Continued U.S. Government Involvement in Investment Funds Should Be Subject to Restrictions
If the U.S. government continues to sponsor investment funds, it should not provide loans or loan guarantees for the funds or insurance for the investments. Currently, as much as two-thirds of the capital of OPIC funds can come from loans guaranteed by the agency, while investments by the funds are also backed by OPIC insurance. Private lenders, including international consortia, already provide loans for viable projects all over the world, and a 1995 report prepared for the U.S. Congress identified a number of companies that offer insurance for foreign investments.
The U.S. government may be able to contribute expertise, developed for other uses, to privately financed and insured funds. Supplementing the IFC, the government could help assess the need for funds as well as their appropriate focus and size, determine the feasibility of obtaining investors, evaluate potential fund sponsors and managers, publish information about local regulations for establishing funds, and help advise and monitor the funds. Nonfinancial U.S. government involvement could assist private investment funds to augment, not replace, foreign aid, without putting taxpayer assets in jeopardy.
Despite its pitfalls, the trend is toward increased financial sponsorship of investment funds and private sector investments by governments and multinational institutions. The Inter-American Development Bank’s Multilateral Investment Fund, to which the U.S. and Japan are the major donors, has established the Small Enterprise Investment Fund, which provides loans or assumes equity or quasi-equity positions in private sector initiatives. The Asian Development Bank has participated in establishing the Asian Finance and Investment Corporation, and the African Development Bank may soon create its own African Finance Corporation. The private sector accounts for almost all loans and investments made by the European Bank for Reconstruction and Development. Thus, a withdrawal from investment funds by the U.S. government would run counter to the global trend.

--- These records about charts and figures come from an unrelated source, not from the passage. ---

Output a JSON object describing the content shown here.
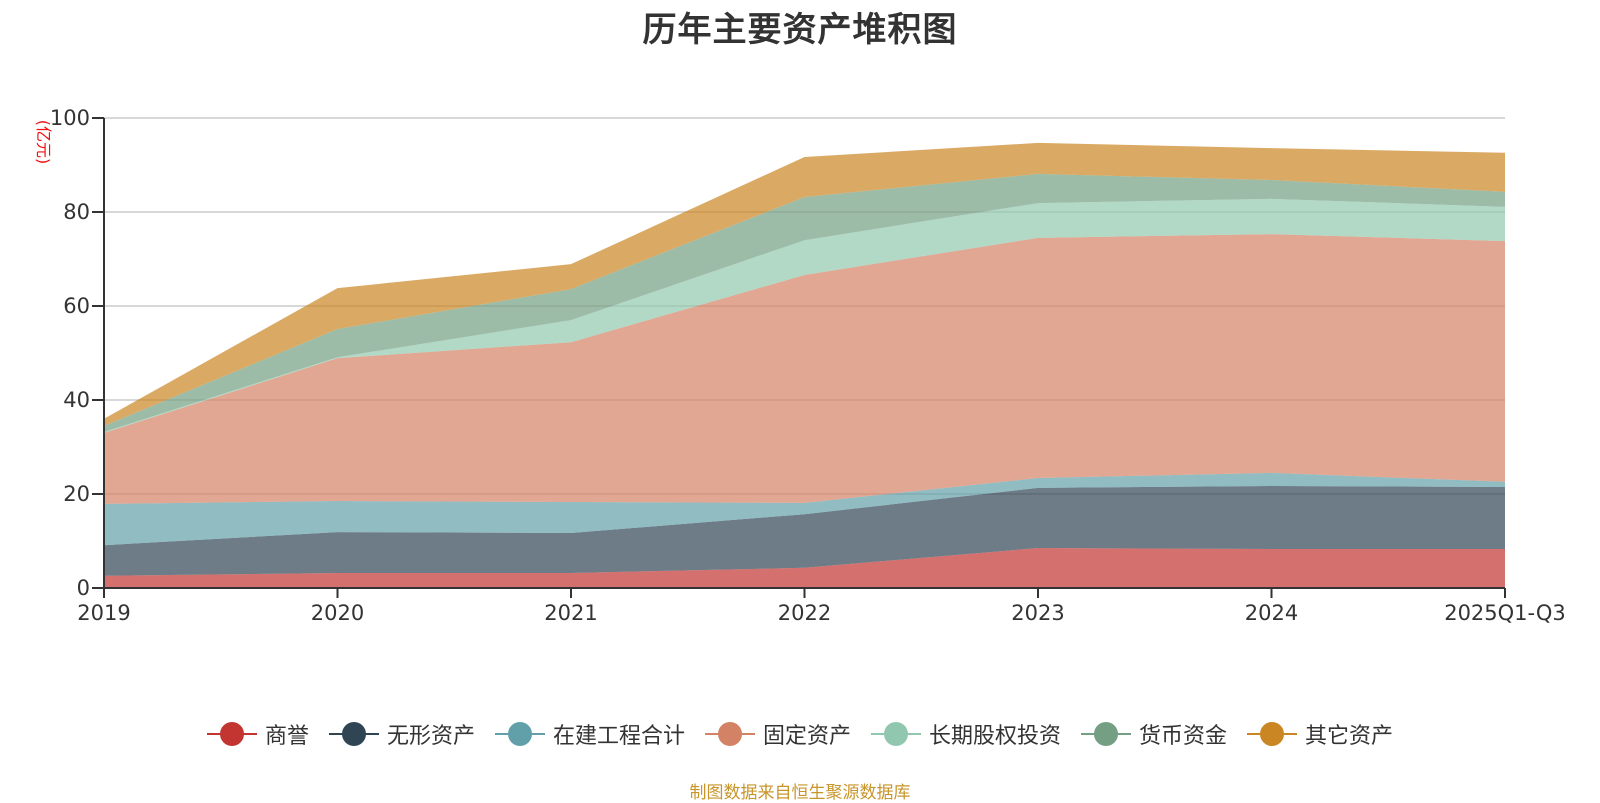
{
  "chart_data": {
    "type": "area",
    "stacked": true,
    "title": "历年主要资产堆积图",
    "unit_label": "(亿元)",
    "xlabel": "",
    "ylabel": "(亿元)",
    "categories": [
      "2019",
      "2020",
      "2021",
      "2022",
      "2023",
      "2024",
      "2025Q1-Q3"
    ],
    "ylim": [
      0,
      100
    ],
    "yticks": [
      0,
      20,
      40,
      60,
      80,
      100
    ],
    "grid": true,
    "legend_position": "bottom",
    "series": [
      {
        "name": "商誉",
        "color": "#c23531",
        "values": [
          2.6,
          3.2,
          3.2,
          4.3,
          8.5,
          8.3,
          8.3
        ]
      },
      {
        "name": "无形资产",
        "color": "#2f4554",
        "values": [
          6.5,
          8.7,
          8.5,
          11.4,
          12.8,
          13.4,
          13.2
        ]
      },
      {
        "name": "在建工程合计",
        "color": "#61a0a8",
        "values": [
          8.8,
          6.6,
          6.6,
          2.4,
          2.1,
          2.8,
          1.1
        ]
      },
      {
        "name": "固定资产",
        "color": "#d48265",
        "values": [
          15.1,
          30.4,
          34.0,
          48.5,
          51.1,
          50.8,
          51.2
        ]
      },
      {
        "name": "长期股权投资",
        "color": "#91c7ae",
        "values": [
          0.2,
          0.2,
          4.7,
          7.4,
          7.4,
          7.5,
          7.3
        ]
      },
      {
        "name": "货币资金",
        "color": "#749f83",
        "values": [
          1.3,
          6.0,
          6.6,
          9.2,
          6.2,
          4.0,
          3.2
        ]
      },
      {
        "name": "其它资产",
        "color": "#ca8622",
        "values": [
          1.5,
          8.7,
          5.3,
          8.5,
          6.6,
          6.8,
          8.3
        ]
      }
    ]
  },
  "footer": "制图数据来自恒生聚源数据库"
}
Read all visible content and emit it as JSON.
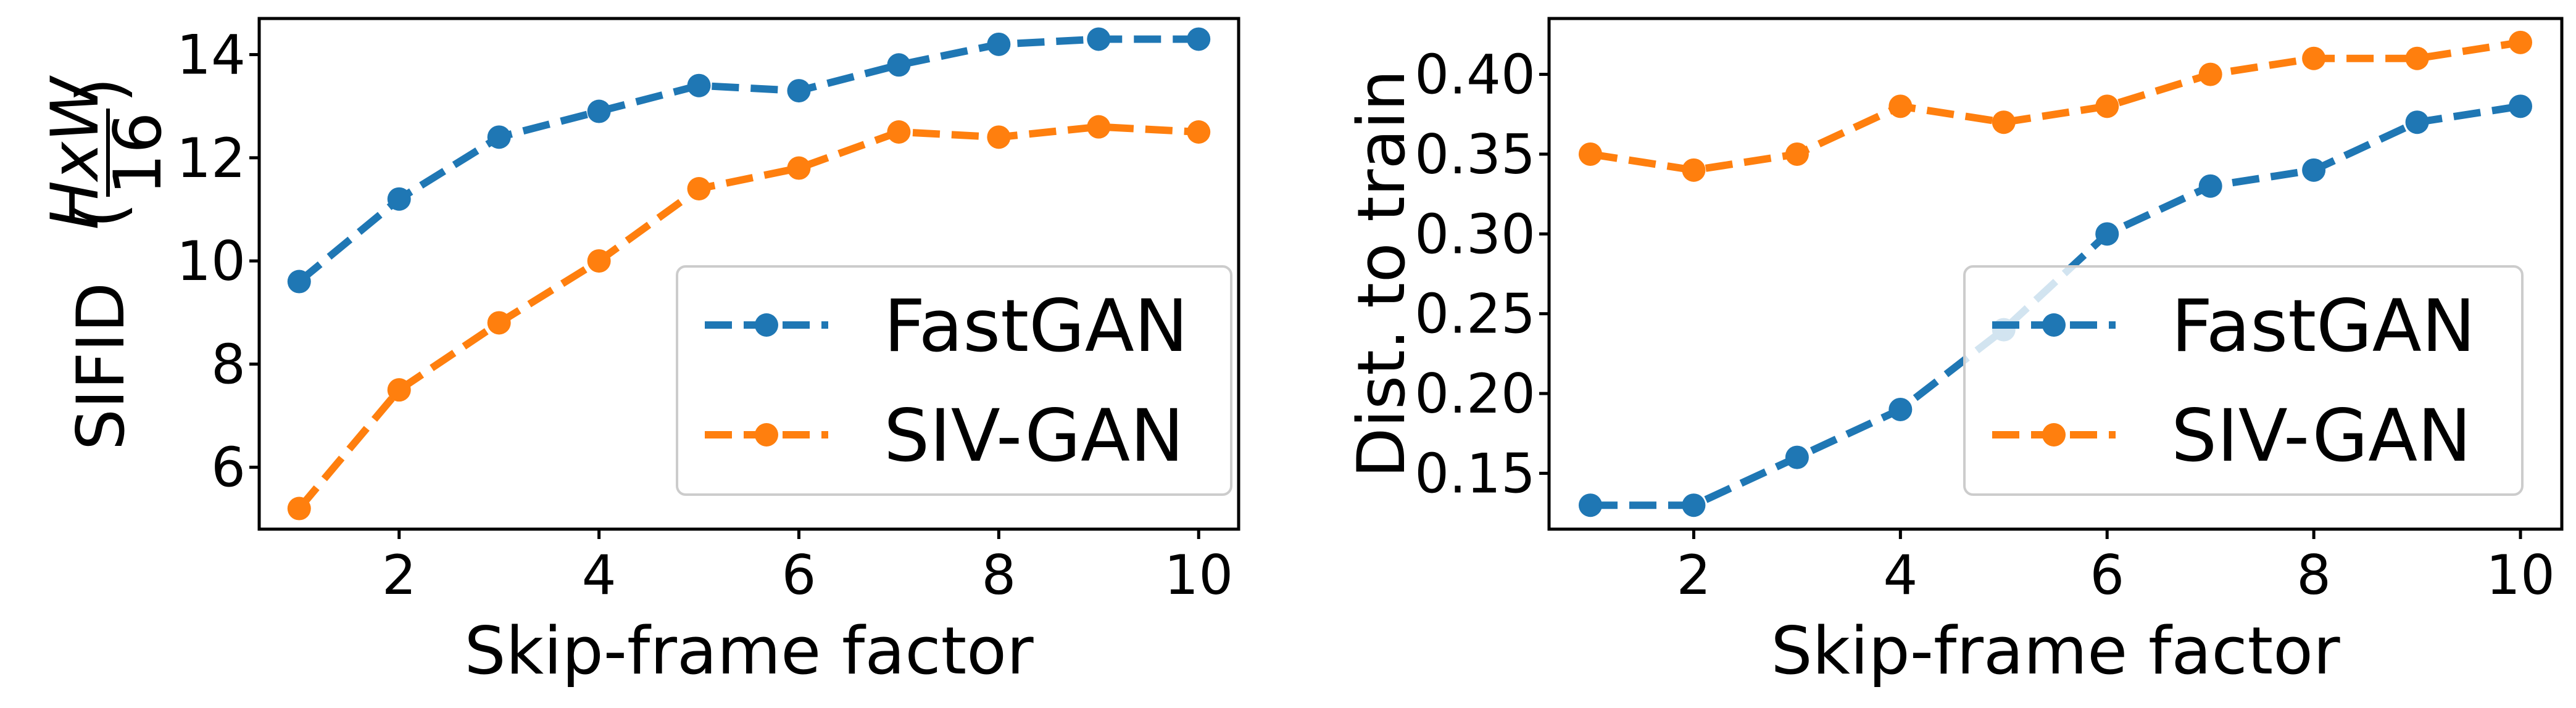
{
  "chart_data": [
    {
      "type": "line",
      "title": "",
      "xlabel": "Skip-frame factor",
      "ylabel": "SIFID",
      "ylabel_fraction": {
        "numerator": "HxW",
        "denominator": "16"
      },
      "xlim": [
        0.6,
        10.4
      ],
      "ylim": [
        4.8,
        14.7
      ],
      "xticks": [
        2,
        4,
        6,
        8,
        10
      ],
      "yticks": [
        6,
        8,
        10,
        12,
        14
      ],
      "legend_position": "lower-right",
      "grid": false,
      "x": [
        1,
        2,
        3,
        4,
        5,
        6,
        7,
        8,
        9,
        10
      ],
      "series": [
        {
          "name": "FastGAN",
          "color": "#1f77b4",
          "values": [
            9.6,
            11.2,
            12.4,
            12.9,
            13.4,
            13.3,
            13.8,
            14.2,
            14.3,
            14.3
          ]
        },
        {
          "name": "SIV-GAN",
          "color": "#ff7f0e",
          "values": [
            5.2,
            7.5,
            8.8,
            10.0,
            11.4,
            11.8,
            12.5,
            12.4,
            12.6,
            12.5
          ]
        }
      ]
    },
    {
      "type": "line",
      "title": "",
      "xlabel": "Skip-frame factor",
      "ylabel": "Dist. to train",
      "xlim": [
        0.6,
        10.4
      ],
      "ylim": [
        0.115,
        0.435
      ],
      "xticks": [
        2,
        4,
        6,
        8,
        10
      ],
      "yticks": [
        "0.15",
        "0.20",
        "0.25",
        "0.30",
        "0.35",
        "0.40"
      ],
      "legend_position": "lower-right",
      "grid": false,
      "x": [
        1,
        2,
        3,
        4,
        5,
        6,
        7,
        8,
        9,
        10
      ],
      "series": [
        {
          "name": "FastGAN",
          "color": "#1f77b4",
          "values": [
            0.13,
            0.13,
            0.16,
            0.19,
            0.24,
            0.3,
            0.33,
            0.34,
            0.37,
            0.38
          ]
        },
        {
          "name": "SIV-GAN",
          "color": "#ff7f0e",
          "values": [
            0.35,
            0.34,
            0.35,
            0.38,
            0.37,
            0.38,
            0.4,
            0.41,
            0.41,
            0.42
          ]
        }
      ]
    }
  ]
}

If the U.S. government and its citizens believe that investment funds are effective foreign aid tools whose benefits outweigh their costs, then all private and government players should be subject to codes of conduct that ensure that fund activities be free from political meddling and focus primarily on meeting foreign aid goals, rather than on private profit targets. Funds should be required to assist appropriate development plans of the investee country, providing infrastructure to meet local needs rather than simply facilitating international business and trade. Furthermore, investment funds should be publicly accountable. Because taxpayers provide the ultimate backing for these funds, the names of fund investors and investments by the funds should be readily available public information.